La dimension africaine des Comores est très présente dans l’album que découvrent en ce moment les Réunionnais. Nawal tient à montrer, dans la rythmique, les voix, les instruments, cette dimension africaine (bantou, swahili). «Car longtemps, on s’est pris pour des Arabes. Aux Comores, l’Africain, on l’appelle mchendzi, le vilain. J’utilise le gambusi d’Anjouan, le udu, le mbira du Zimbabwe, la calebasse mais aussi le triangle et le bol tibétain (ma culture parisienne). Dans Swing ta vie, Solorazaf donne à sa guitare ce jeu pulsé du kabossy malgache. Dandzi est un blues bantou métaphorique qui est chanté par les femmes.» Mais il y a aussi un côté politique dans sa musique.

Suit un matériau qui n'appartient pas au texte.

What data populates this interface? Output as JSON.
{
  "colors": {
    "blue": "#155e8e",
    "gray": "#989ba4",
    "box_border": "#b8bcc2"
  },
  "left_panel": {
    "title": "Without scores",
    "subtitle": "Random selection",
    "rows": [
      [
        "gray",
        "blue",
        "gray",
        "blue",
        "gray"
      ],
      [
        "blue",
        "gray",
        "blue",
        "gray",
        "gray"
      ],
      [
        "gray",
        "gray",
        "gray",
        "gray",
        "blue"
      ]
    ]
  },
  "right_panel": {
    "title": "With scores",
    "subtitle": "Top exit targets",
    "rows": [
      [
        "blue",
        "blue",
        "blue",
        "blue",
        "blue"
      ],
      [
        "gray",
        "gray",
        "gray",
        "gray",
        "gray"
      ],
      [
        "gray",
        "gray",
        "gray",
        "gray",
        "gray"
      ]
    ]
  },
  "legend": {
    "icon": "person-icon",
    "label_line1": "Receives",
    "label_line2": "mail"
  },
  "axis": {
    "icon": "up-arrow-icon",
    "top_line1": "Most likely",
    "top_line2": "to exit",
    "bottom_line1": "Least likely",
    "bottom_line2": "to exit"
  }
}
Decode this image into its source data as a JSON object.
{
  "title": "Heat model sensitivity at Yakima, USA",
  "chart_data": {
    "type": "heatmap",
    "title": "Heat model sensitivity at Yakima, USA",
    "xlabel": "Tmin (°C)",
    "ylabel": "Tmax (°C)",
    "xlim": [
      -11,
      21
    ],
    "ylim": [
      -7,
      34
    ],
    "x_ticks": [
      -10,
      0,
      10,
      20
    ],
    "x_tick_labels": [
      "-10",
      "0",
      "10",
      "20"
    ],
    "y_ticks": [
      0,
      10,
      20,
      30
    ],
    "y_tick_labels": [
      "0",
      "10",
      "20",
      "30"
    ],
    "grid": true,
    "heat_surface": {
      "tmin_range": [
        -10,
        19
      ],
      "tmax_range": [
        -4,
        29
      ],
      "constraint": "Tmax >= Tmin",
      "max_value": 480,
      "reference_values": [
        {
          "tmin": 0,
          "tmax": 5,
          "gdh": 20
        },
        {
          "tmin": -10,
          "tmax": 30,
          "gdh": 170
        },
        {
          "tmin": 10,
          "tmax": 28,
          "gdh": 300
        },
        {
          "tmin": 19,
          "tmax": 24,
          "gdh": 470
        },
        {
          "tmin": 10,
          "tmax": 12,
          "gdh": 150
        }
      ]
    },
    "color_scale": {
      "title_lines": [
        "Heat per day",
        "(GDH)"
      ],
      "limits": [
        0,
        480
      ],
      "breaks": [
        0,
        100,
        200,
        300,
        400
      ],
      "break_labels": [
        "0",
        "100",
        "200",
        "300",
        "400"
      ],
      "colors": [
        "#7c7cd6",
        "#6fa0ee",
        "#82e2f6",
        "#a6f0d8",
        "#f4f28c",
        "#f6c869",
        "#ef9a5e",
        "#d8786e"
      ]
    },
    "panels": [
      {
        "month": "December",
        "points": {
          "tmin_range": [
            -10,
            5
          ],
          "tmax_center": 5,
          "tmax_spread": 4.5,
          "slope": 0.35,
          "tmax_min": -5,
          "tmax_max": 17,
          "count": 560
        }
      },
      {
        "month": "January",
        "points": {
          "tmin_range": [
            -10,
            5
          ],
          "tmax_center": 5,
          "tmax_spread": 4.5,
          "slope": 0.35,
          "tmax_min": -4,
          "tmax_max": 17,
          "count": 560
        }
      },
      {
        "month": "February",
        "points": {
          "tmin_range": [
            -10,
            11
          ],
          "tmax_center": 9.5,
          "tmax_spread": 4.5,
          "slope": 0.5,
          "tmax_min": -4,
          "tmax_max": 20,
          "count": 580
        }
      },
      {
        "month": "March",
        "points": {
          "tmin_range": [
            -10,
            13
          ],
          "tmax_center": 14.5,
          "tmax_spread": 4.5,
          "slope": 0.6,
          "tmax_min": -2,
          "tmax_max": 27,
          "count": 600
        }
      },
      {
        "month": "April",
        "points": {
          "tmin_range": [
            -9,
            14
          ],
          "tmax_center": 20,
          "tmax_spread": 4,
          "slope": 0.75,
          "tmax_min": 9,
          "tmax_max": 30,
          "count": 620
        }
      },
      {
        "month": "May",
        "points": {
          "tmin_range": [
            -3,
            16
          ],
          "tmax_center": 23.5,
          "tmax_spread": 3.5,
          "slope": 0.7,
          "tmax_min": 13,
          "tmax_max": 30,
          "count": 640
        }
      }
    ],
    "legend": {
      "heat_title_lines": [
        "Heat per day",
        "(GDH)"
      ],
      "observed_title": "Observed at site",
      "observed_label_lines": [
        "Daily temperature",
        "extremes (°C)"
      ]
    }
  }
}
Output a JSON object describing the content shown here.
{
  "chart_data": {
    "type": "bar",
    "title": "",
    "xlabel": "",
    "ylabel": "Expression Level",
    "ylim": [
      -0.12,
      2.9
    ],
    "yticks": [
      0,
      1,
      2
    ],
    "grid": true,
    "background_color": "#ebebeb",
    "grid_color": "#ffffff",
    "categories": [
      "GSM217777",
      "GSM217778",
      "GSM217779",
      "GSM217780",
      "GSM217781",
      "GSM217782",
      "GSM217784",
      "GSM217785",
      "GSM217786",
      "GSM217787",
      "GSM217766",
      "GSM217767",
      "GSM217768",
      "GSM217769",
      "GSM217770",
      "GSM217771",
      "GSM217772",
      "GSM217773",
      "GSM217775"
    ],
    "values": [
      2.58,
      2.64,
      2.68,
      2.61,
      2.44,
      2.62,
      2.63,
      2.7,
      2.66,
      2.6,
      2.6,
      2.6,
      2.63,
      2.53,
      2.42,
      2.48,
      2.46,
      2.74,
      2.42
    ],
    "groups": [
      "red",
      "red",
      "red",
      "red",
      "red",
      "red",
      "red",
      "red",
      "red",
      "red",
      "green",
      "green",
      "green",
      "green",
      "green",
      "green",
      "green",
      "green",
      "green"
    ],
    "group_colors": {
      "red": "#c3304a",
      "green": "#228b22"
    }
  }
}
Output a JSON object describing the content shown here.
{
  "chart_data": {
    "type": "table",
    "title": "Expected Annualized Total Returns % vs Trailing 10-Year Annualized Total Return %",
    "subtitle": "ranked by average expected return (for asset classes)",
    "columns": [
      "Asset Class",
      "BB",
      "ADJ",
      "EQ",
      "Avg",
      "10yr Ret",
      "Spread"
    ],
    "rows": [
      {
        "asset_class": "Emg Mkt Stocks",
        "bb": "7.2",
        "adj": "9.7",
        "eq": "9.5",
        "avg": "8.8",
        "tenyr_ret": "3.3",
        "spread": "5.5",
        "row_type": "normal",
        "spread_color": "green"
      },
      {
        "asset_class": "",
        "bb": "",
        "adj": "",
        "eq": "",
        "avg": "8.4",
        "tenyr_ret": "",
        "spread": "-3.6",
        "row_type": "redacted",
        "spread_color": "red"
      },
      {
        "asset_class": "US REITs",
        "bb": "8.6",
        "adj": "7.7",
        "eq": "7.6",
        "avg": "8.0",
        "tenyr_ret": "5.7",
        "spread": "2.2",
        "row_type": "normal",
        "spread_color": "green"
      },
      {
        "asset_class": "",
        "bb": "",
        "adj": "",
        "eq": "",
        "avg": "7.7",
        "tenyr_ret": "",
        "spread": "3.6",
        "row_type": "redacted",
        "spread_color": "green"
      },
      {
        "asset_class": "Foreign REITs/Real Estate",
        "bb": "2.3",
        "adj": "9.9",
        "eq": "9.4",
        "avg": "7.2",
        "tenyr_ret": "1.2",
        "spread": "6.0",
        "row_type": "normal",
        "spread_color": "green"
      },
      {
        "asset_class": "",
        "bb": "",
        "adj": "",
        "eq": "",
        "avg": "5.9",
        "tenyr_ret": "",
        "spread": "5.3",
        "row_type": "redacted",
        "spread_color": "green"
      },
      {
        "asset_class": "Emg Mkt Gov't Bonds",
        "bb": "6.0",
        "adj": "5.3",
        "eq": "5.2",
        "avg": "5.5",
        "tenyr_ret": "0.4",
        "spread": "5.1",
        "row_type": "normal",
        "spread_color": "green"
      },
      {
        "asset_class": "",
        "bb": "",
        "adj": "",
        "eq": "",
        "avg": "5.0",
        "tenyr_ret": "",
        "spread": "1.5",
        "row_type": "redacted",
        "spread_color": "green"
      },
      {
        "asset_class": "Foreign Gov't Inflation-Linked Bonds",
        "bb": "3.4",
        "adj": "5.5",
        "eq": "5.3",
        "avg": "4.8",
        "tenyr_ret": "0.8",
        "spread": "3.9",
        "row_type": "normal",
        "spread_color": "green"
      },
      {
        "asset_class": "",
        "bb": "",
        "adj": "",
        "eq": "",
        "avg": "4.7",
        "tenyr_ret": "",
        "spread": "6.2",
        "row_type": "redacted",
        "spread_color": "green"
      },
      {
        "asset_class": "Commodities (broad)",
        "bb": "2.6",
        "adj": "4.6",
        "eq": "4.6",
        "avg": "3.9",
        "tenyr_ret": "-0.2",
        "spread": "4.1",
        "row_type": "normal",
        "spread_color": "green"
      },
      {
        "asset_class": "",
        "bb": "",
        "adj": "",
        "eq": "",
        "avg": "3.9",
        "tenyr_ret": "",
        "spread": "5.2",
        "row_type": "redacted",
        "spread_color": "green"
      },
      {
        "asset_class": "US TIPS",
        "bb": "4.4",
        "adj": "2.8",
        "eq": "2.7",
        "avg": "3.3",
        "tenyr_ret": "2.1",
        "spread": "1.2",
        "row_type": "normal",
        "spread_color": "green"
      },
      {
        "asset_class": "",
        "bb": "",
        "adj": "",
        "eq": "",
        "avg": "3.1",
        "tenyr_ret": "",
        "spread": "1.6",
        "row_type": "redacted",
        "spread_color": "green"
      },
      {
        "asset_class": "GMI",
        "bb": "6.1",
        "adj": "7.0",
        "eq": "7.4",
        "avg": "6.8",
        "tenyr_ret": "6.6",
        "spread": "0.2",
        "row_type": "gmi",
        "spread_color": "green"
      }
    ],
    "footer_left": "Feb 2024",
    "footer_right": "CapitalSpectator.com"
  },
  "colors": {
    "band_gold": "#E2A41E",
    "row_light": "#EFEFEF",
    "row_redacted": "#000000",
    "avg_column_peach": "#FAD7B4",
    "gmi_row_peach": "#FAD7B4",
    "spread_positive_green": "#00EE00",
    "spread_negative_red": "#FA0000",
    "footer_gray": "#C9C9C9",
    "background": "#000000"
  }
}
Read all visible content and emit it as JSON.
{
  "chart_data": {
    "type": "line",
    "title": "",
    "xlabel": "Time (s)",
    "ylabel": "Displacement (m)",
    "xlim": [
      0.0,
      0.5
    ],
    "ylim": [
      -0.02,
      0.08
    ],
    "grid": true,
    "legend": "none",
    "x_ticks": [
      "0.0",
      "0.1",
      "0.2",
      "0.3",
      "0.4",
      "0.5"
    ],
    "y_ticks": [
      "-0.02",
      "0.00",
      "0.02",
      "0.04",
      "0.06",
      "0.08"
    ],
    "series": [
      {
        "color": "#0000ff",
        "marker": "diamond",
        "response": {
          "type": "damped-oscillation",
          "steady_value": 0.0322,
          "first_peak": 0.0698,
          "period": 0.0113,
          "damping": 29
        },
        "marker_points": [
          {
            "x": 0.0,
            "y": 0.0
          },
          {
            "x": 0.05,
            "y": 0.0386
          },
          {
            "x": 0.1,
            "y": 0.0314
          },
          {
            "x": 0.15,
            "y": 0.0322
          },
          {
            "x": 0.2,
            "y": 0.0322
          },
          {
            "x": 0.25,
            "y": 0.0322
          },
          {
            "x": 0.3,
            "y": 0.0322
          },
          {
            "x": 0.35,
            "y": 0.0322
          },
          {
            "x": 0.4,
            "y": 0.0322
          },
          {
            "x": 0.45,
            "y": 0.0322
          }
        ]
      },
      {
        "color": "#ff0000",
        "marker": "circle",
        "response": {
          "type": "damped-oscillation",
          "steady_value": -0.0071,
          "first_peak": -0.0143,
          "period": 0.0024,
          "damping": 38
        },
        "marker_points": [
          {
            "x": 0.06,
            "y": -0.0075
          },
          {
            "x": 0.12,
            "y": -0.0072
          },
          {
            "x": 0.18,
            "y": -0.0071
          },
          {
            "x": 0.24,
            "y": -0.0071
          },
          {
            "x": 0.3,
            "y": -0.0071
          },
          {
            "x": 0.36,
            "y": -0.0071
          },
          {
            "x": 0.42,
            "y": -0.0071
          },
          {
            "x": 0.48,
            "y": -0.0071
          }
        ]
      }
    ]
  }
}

Nawal l’a reconnu sur les ondes de RFI : «Leo nileo (vent d’espoir) est dédié à Sambi (président de l’Union des Comores depuis mai 2006, NdlR). Son discours contre la corruption et pour l’union a amené l’espoir et, malgré son côté religieux, il a fait l’unanimité. Dans Méditation, j’ai adapté le discours d’intronisation de Mandela qui dit: «Valorisons ensemble ce qui est bien chez nous.». Depuis, je nourris le projet de monter un village artistique aux Comores.» La musique de Nawal permet en effet de parler des Comores en des termes moins belliqueux. Un vent d’espoir, musical du moins !... [Lire la suite]

A QUI PROFITE LE CRIME ?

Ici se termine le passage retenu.